Kabaca, 750 bin araç satılan ve bunların da yaklaşık 500 bin adedinin ithal olduğu, ekonomik açıdan önemli bir gösterge olan ticari araç satışlarının gerilediği bir dönemde kaldı ki katma değerin de giderek düştüğü bir ortamda ekonomik büyümeyi nasıl yakalayacağız.

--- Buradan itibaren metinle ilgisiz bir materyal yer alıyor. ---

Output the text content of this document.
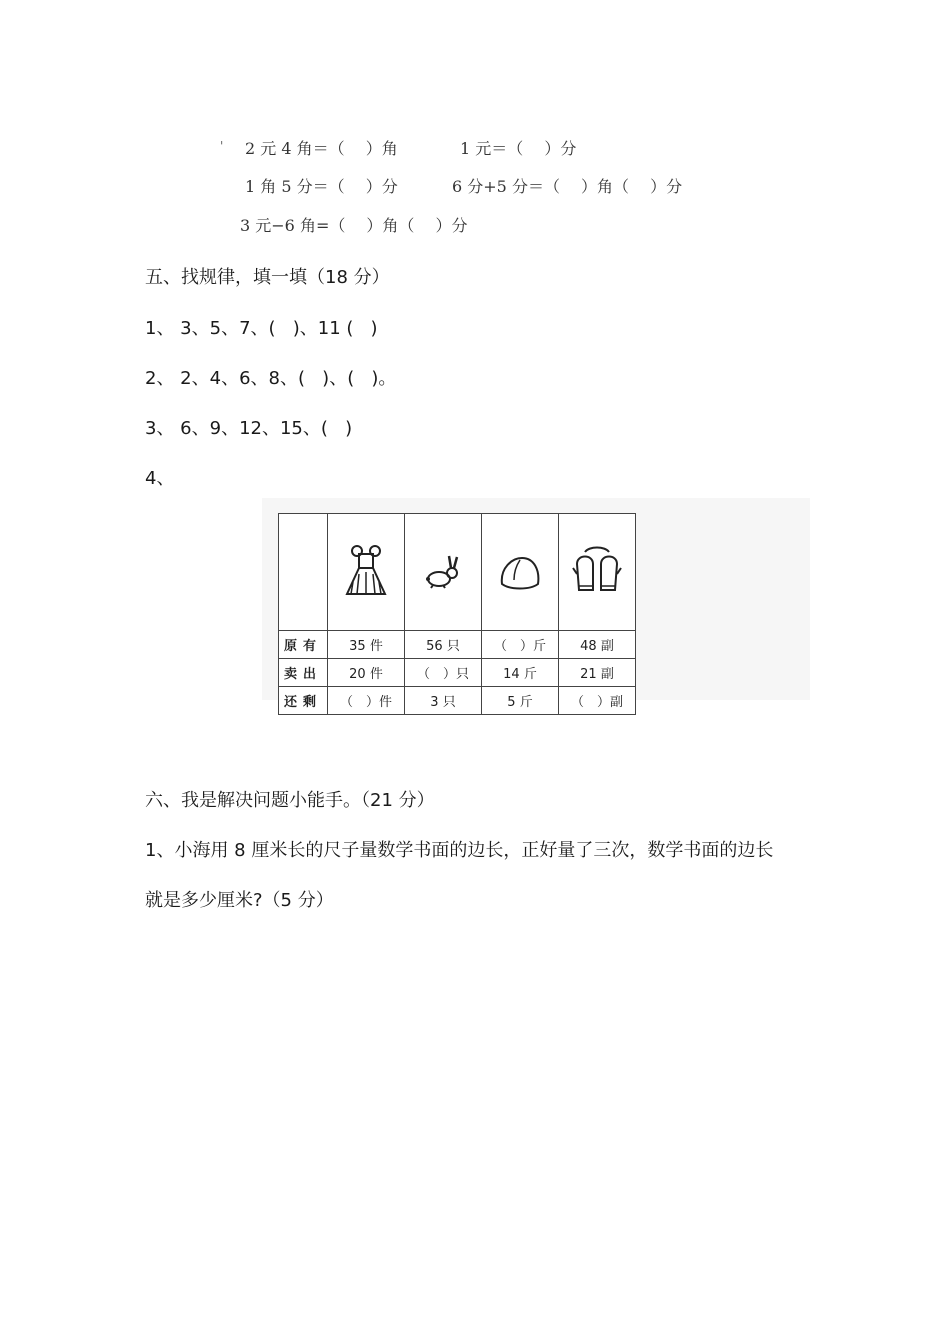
' 2 元 4 角＝（　 ）角	1 元＝（　 ）分
1 角 5 分＝（　 ）分	6 分+5 分＝（　 ）角（　 ）分
3 元−6 角=（　 ）角（　 ）分
五、找规律，填一填（18 分）
1、 3、5、7、(   )、11 (   )
2、 2、4、6、8、(   )、(   )。
3、 6、9、12、15、(   )
4、

原有	35 件	56 只	（　）斤	48 副
卖出	20 件	（　）只	14 斤	21 副
还剩	（　）件	3 只	5 斤	（　）副
六、我是解决问题小能手。（21 分）
1、小海用 8 厘米长的尺子量数学书面的边长，正好量了三次，数学书面的边长
就是多少厘米?（5 分）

Arkasına dört ayrı markadan, yaklaşık 300 bin adetlik, tamamen Avrupa pazarlarına yönelik yeni model desteği alan, devalüasyonla yelkenlerini şişiren otomotiv ihracatının, sadece yüzde 8 düzeyinde bir artış beklentisinin bulunduğu bir dönemde, nasıl büyüyeceğiz?
Kaldı ki ekonomiye yönelik önemli bir pozitif beklenti göstergesi olan iki yılda bir düzenlenen İstanbul Autoshow’a, ODD bünyesindeki 40’tan fazla firmadan kabaca yarısının (ki buna Bayraktar’ın kendi distribütörlüğünü yaptığı firmalar da dahil) katılmadığı bir ortamda büyüme umudu nasıl yeşerecek?
Umuda, yönelik algı yönetimi yapmak bir tercih meselesidir. Ama, büyüme ve/veya en azından mevcut durumu korumaya yönelik hangi adımların atılması gerektiğini söylemeden sadece algı yönetimi yapmak, bence yasak savmakla eşdeğerdir.